Mais où est donc passé Vladimir Poutine ? (L’Obs)

Six jours sans nouvelle de Vladimir Poutine. Et les rumeurs vont bon train. La dernière apparition publique du président russe remonte au 5 mars. Ce jour-là, il accueillait le Premier ministre italien Matteo Renzi qui était venu chercher le soutien de Moscou dans le dossier libyen.

Vladimir Poutine, 62 ans, a ensuite reporté son voyage au Kazakhstan, ex-république soviétique d’Asie centrale. Il a aussi annulé la signature d’un accord sur le renforcement de la coopération avec l’Ossétie du Sud, une république séparatiste géorgienne, initialement prévue cette semaine. Depuis, la Russie s’interroge sur l’état de santé de son dirigeant.

“Les gens commencent à délirer”

“Il est tout à fait en bonne santé”, rétorque jeudi 12 mars le porte-parole du Kremlin, Dmitri Peskov, à la radio Echo de Moscou. Dmitri Peskov affirme, selon une expression courante en Russie, que la poignée de main de Vladimir Poutine lui permet de “casser la main” de son interlocuteur.

“Quand le soleil apparaît et que ça commence à sentir le printemps, les gens commencent à délirer”, fait valoir le porte-parole, cité par l’agence de presse Tass. Une référence directe à ceux qui font circuler les rumeurs sur des problèmes de santé présumés du président russe.

Ancien agent du KGB qui cultive toujours l’image d’un homme fort, Vladimir Poutine ne va pas non plus assister à une réunion annuelle des services secrets russes (FSB) “en raison d’un agenda très chargé”, continue d’expliquer le porte-parole du Kremlin, cité cette fois-ci par l’agence de presse Ria Novosti.
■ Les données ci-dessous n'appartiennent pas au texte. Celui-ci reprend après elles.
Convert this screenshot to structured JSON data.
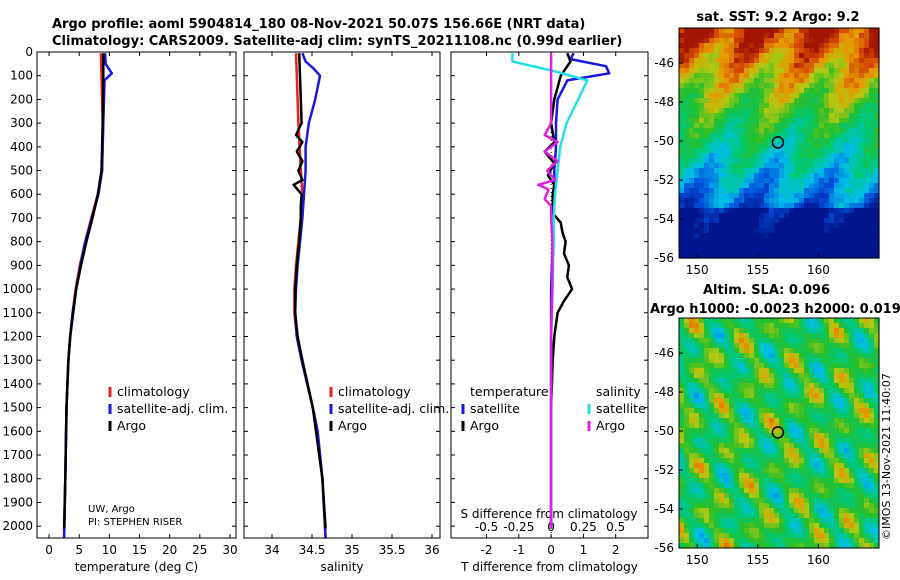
{
  "header": {
    "title_line1": "Argo profile: aoml 5904814_180 08-Nov-2021 50.07S 156.66E (NRT data)",
    "title_line2": "Climatology: CARS2009. Satellite-adj clim: synTS_20211108.nc (0.99d earlier)"
  },
  "credit": {
    "line1": "UW, Argo",
    "line2": "PI: STEPHEN RISER"
  },
  "watermark": "©IMOS 13-Nov-2021 11:40:07",
  "colors": {
    "climatology": "#e8231b",
    "satellite": "#1818e0",
    "argo": "#000000",
    "cyan": "#22e0e8",
    "magenta": "#e020e0"
  },
  "depth_axis": {
    "ticks": [
      "0",
      "100",
      "200",
      "300",
      "400",
      "500",
      "600",
      "700",
      "800",
      "900",
      "1000",
      "1100",
      "1200",
      "1300",
      "1400",
      "1500",
      "1600",
      "1700",
      "1800",
      "1900",
      "2000"
    ]
  },
  "legend": {
    "climatology": "climatology",
    "satellite": "satellite-adj. clim.",
    "argo": "Argo"
  },
  "diff_legend": {
    "temperature": "temperature",
    "salinity": "salinity",
    "satellite": "satellite",
    "argo": "Argo"
  },
  "chart_data": [
    {
      "type": "line",
      "title": "",
      "xlabel": "temperature (deg C)",
      "ylabel": "",
      "xlim": [
        -2,
        31
      ],
      "ylim": [
        2050,
        0
      ],
      "xticks": [
        "0",
        "5",
        "10",
        "15",
        "20",
        "25",
        "30"
      ],
      "series": [
        {
          "name": "climatology",
          "depth": [
            5,
            100,
            300,
            500,
            600,
            700,
            800,
            900,
            1000,
            1100,
            1200,
            1300,
            1500,
            1800,
            2050
          ],
          "values": [
            8.6,
            8.7,
            8.9,
            8.8,
            8.1,
            7.0,
            6.0,
            5.1,
            4.4,
            3.9,
            3.5,
            3.2,
            2.9,
            2.7,
            2.5
          ]
        },
        {
          "name": "satellite-adj. clim.",
          "depth": [
            5,
            50,
            90,
            120,
            300,
            500,
            600,
            700,
            800,
            900,
            1000,
            1100,
            1200,
            1300,
            1500,
            1800,
            2050
          ],
          "values": [
            9.3,
            9.4,
            10.4,
            9.2,
            9.0,
            8.8,
            8.2,
            7.1,
            6.0,
            5.2,
            4.5,
            3.9,
            3.5,
            3.2,
            2.9,
            2.7,
            2.5
          ]
        },
        {
          "name": "Argo",
          "depth": [
            5,
            100,
            300,
            500,
            600,
            700,
            800,
            900,
            1000,
            1100,
            1200,
            1300,
            1500,
            1800,
            2010
          ],
          "values": [
            9.0,
            9.0,
            8.9,
            8.7,
            8.1,
            7.2,
            6.2,
            5.3,
            4.5,
            4.0,
            3.5,
            3.2,
            2.9,
            2.7,
            2.5
          ]
        }
      ]
    },
    {
      "type": "line",
      "title": "",
      "xlabel": "salinity",
      "ylabel": "",
      "xlim": [
        33.65,
        36.1
      ],
      "ylim": [
        2050,
        0
      ],
      "xticks": [
        "34",
        "34.5",
        "35",
        "35.5",
        "36"
      ],
      "series": [
        {
          "name": "climatology",
          "depth": [
            5,
            100,
            300,
            500,
            600,
            700,
            800,
            900,
            1000,
            1100,
            1200,
            1300,
            1400,
            1500,
            1600,
            1800,
            2050
          ],
          "values": [
            34.3,
            34.31,
            34.33,
            34.36,
            34.38,
            34.36,
            34.33,
            34.3,
            34.28,
            34.28,
            34.31,
            34.37,
            34.44,
            34.51,
            34.57,
            34.63,
            34.67
          ]
        },
        {
          "name": "satellite-adj. clim.",
          "depth": [
            5,
            40,
            70,
            100,
            200,
            300,
            400,
            500,
            600,
            700,
            800,
            900,
            1000,
            1100,
            1200,
            1300,
            1400,
            1500,
            1600,
            1800,
            2050
          ],
          "values": [
            34.38,
            34.42,
            34.52,
            34.6,
            34.54,
            34.46,
            34.42,
            34.42,
            34.4,
            34.38,
            34.35,
            34.32,
            34.3,
            34.29,
            34.31,
            34.37,
            34.44,
            34.51,
            34.57,
            34.63,
            34.67
          ]
        },
        {
          "name": "Argo",
          "depth": [
            5,
            100,
            200,
            300,
            350,
            380,
            420,
            460,
            500,
            540,
            560,
            600,
            650,
            700,
            800,
            900,
            1000,
            1100,
            1200,
            1300,
            1500,
            1800,
            2010
          ],
          "values": [
            34.34,
            34.35,
            34.36,
            34.37,
            34.3,
            34.38,
            34.31,
            34.38,
            34.33,
            34.38,
            34.27,
            34.37,
            34.36,
            34.36,
            34.34,
            34.31,
            34.29,
            34.29,
            34.32,
            34.38,
            34.51,
            34.63,
            34.67
          ]
        }
      ]
    },
    {
      "type": "line",
      "title": "",
      "xlabel": "T difference from climatology",
      "ylabel": "",
      "xlim": [
        -3.1,
        3.0
      ],
      "ylim": [
        2050,
        0
      ],
      "xticks": [
        "-2",
        "-1",
        "0",
        "1",
        "2"
      ],
      "top_xlabel": "S difference from climatology",
      "top_xticks": [
        "-0.5",
        "-0.25",
        "0",
        "0.25",
        "0.5"
      ],
      "s_scale_factor": 4,
      "series": [
        {
          "name": "T satellite",
          "axis": "T",
          "depth": [
            5,
            30,
            60,
            90,
            120,
            200,
            300,
            400,
            500,
            600,
            700,
            800,
            1000,
            1200,
            1500,
            2000
          ],
          "values": [
            0.7,
            0.6,
            1.7,
            1.8,
            0.5,
            0.2,
            0.15,
            0.15,
            0.1,
            0.1,
            0.05,
            0.05,
            0.0,
            0.0,
            0.0,
            0.0
          ]
        },
        {
          "name": "T Argo",
          "axis": "T",
          "depth": [
            5,
            40,
            100,
            200,
            300,
            380,
            420,
            470,
            520,
            560,
            600,
            680,
            720,
            760,
            800,
            850,
            900,
            950,
            1000,
            1050,
            1100,
            1200,
            1300,
            1500,
            1800,
            2010
          ],
          "values": [
            0.5,
            0.6,
            0.3,
            0.1,
            0.0,
            0.1,
            -0.2,
            0.1,
            -0.1,
            0.1,
            0.05,
            0.05,
            0.3,
            0.35,
            0.45,
            0.4,
            0.55,
            0.5,
            0.65,
            0.4,
            0.2,
            0.1,
            0.05,
            0.0,
            0.0,
            0.0
          ]
        },
        {
          "name": "S satellite",
          "axis": "S",
          "depth": [
            5,
            40,
            80,
            120,
            200,
            300,
            400,
            500,
            600,
            700,
            800,
            1000,
            1200,
            1500,
            2000
          ],
          "values": [
            -0.3,
            -0.3,
            0.02,
            0.28,
            0.21,
            0.12,
            0.07,
            0.05,
            0.03,
            0.02,
            0.02,
            0.01,
            0.0,
            0.0,
            0.0
          ]
        },
        {
          "name": "S Argo",
          "axis": "S",
          "depth": [
            5,
            100,
            200,
            300,
            350,
            380,
            420,
            460,
            500,
            540,
            560,
            580,
            620,
            650,
            700,
            800,
            1000,
            1200,
            1500,
            1800,
            2010
          ],
          "values": [
            0.0,
            0.0,
            0.0,
            0.0,
            -0.05,
            0.05,
            -0.05,
            0.05,
            -0.03,
            0.03,
            -0.1,
            -0.02,
            -0.05,
            0.0,
            0.0,
            0.01,
            0.01,
            0.0,
            0.0,
            0.0,
            0.0
          ]
        }
      ]
    },
    {
      "type": "heatmap",
      "title": "sat. SST: 9.2 Argo: 9.2",
      "xlim": [
        148.5,
        165.0
      ],
      "ylim": [
        -56,
        -44.2
      ],
      "xticks": [
        "150",
        "155",
        "160"
      ],
      "yticks": [
        "-46",
        "-48",
        "-50",
        "-52",
        "-54",
        "-56"
      ],
      "argo_position": {
        "lon": 156.66,
        "lat": -50.07
      }
    },
    {
      "type": "heatmap",
      "title_line1": "Altim. SLA: 0.096",
      "title_line2": "Argo h1000: -0.0023 h2000: 0.019",
      "xlim": [
        148.5,
        165.0
      ],
      "ylim": [
        -56,
        -44.2
      ],
      "xticks": [
        "150",
        "155",
        "160"
      ],
      "yticks": [
        "-46",
        "-48",
        "-50",
        "-52",
        "-54",
        "-56"
      ],
      "argo_position": {
        "lon": 156.66,
        "lat": -50.07
      }
    }
  ]
}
En tournée médiatique, Dmitri Peskov tient d’ailleurs à préciser que “toutes les rencontres n’étaient pas publiques”.

Le désir de ”se cacher dans un trou”

En 2012, la santé de Valdimir Poutine avait déjà été l’objet de spéculations en Russie après l’annulation de plusieurs voyages à l’étranger et lorsqu’il était apparu en public en boitant. Le Kremlin avait alors expliqué que le président souffrait d’une ancienne blessure sportive au dos.

La disparition soudaine de la scène publique du président “est inhabituelle”, estime pour sa part Gleb Pavlovski, un ancien conseiller politique de Vladimir Poutine au Kremlin, interrogé par Bloomberg. Selon le conseiller politique, cette disparition pourrait être liée à un désir de “se cacher dans un trou et regarder à partir de là qui fait quoi dans ces moments de crise”.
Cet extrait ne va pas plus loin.